In a couple of weeks the Angels will gather as many as a dozen minor league prospects and send them to their academy in the Dominican Republic, part of a baseball and cultural exchange the team has been practicing for several years.
"It is good for our guys to see how players from the Dominican Republic or Venezuela live before they come over here," said Eddie Bane, the Angels' director of scouting. "Plus they get to play more baseball in a country that loves baseball. And that is always a good thing."
Howie Kendrick was one of the first Angels to participate in the program, going to the Dominican four months after signing with the team in 2002.
"It was different. But at the same time it was fun," said Kendrick, who slept in a bunk bed in a giant dorm room above the clubhouse at the Angels' facility, which is next to an orphanage just outside San Pedro de Macoris.
"The culture, the life over there is different from the way we live here. But at the same time you look at those things and it makes you appreciate what you have here. It definitely helped me appreciate the things that I have."
The New York Mets and other major league organizations have similar programs, which they say not only helps build relationships between the Latin and U.S.-born players but also gives players from the U.S. a deeper understanding of what many Latin Americans must go through to play professional baseball.
"Whether it is good or bad is up to the individual young man as they just have to see a different lifestyle than probably where they grew up," Bane said.
Setting things up
Right-hander Kevin Jepsen has helped solidify a once-shaky bullpen by seizing the setup role in front of closer Brian Fuentes, posting a 2.02 earned-run average with 10 holds in as many chances since July 1.
"The bottom line is performance," Manager Mike Scioscia said. "We've always felt very strongly that . . . Kevin had the ability to just make pitches in any situation. That's always why he obviously has the potential to be a future closer. And we're very comfortable in him in any situation to go out there and make his pitches."
After being shut out Thursday for only the second time in three months, the Angels skipped batting practice on the field Friday. But Scioscia said that had more to do with how hot it was in Orange County, where afternoon temperatures topped 100 degrees, than it did with how cold the Angels' bats have been.
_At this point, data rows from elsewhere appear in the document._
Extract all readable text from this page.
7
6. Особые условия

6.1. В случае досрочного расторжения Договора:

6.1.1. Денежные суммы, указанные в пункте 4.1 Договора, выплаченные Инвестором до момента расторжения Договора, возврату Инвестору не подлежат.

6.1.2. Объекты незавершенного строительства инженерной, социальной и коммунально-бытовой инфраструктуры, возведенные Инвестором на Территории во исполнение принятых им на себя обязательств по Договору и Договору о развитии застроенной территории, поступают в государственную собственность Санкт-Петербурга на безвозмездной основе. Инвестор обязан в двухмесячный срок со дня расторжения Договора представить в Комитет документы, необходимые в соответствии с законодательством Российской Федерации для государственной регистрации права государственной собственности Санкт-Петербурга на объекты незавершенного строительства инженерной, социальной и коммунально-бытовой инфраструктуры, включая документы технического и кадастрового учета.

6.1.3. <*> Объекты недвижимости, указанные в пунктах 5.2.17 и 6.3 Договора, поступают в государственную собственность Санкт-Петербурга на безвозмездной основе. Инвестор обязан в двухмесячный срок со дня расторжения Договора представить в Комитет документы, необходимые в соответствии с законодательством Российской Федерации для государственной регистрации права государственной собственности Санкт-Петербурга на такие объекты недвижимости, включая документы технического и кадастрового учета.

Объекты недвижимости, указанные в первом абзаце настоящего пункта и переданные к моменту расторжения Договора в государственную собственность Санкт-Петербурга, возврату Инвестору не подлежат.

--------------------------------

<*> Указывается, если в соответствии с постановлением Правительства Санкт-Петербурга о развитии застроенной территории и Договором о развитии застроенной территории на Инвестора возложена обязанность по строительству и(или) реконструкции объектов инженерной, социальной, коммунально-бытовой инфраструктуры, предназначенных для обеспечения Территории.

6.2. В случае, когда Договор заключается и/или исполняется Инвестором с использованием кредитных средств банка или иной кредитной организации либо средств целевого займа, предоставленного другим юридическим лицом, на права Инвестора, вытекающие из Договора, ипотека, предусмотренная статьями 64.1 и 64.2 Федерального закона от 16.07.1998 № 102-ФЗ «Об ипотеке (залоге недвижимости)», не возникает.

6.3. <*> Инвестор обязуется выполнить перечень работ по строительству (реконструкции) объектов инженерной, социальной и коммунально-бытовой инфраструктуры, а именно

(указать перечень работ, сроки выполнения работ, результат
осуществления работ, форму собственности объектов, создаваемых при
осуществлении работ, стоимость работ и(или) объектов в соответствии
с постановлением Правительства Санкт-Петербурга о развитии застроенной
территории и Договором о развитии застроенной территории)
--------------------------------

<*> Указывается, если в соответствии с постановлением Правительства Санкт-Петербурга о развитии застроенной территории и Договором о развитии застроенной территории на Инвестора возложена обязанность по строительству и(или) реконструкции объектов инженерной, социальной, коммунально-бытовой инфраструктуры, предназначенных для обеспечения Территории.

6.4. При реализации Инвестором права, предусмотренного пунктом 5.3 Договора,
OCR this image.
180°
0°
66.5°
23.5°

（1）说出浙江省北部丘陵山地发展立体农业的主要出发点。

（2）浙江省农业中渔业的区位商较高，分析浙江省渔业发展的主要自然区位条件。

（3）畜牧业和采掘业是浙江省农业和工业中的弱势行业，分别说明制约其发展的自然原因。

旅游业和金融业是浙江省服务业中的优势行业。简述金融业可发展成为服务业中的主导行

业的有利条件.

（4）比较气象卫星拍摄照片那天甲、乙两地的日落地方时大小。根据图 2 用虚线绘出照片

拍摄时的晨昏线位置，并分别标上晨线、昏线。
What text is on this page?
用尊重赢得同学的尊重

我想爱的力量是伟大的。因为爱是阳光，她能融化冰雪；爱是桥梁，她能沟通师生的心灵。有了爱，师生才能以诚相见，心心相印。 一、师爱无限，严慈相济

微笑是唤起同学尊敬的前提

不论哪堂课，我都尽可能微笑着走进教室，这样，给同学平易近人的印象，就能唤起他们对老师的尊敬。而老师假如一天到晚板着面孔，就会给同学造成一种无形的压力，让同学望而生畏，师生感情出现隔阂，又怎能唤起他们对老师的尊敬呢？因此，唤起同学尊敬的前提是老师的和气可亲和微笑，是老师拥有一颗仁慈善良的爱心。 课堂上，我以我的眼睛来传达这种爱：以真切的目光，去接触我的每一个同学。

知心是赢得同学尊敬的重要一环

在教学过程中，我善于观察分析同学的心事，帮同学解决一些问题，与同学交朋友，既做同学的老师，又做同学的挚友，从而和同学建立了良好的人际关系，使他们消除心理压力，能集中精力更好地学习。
"It was a combination of the heat and, I think, some guys are trying to catch their breath from what's been really a grind now in these dog days," Scioscia said. "Hopefully we'll get past it and we'll start to produce."
Reliever Rafael Rodriguez, who hasn't pitched since being struck on the right hand by a line drive Monday against Detroit, remains day-to-day, but Scioscia said he doesn't expect the right-hander to be put on the disabled list. . . . Pitcher Shane Loux, designated for assignment on Sunday, has accepted an invitation to pitch for the Angels' triple-A affiliate in Salt Lake. . . . First baseman Kendry Morales, who has played regularly in the Dominican winter league since defecting from Cuba in 2004, will spend this off-season trying to gain U.S. citizenship. Not that Morales needs the practice. He hit two home runs Friday, his 28th and 29th of the season, breaking the franchise record for a switch-hitter.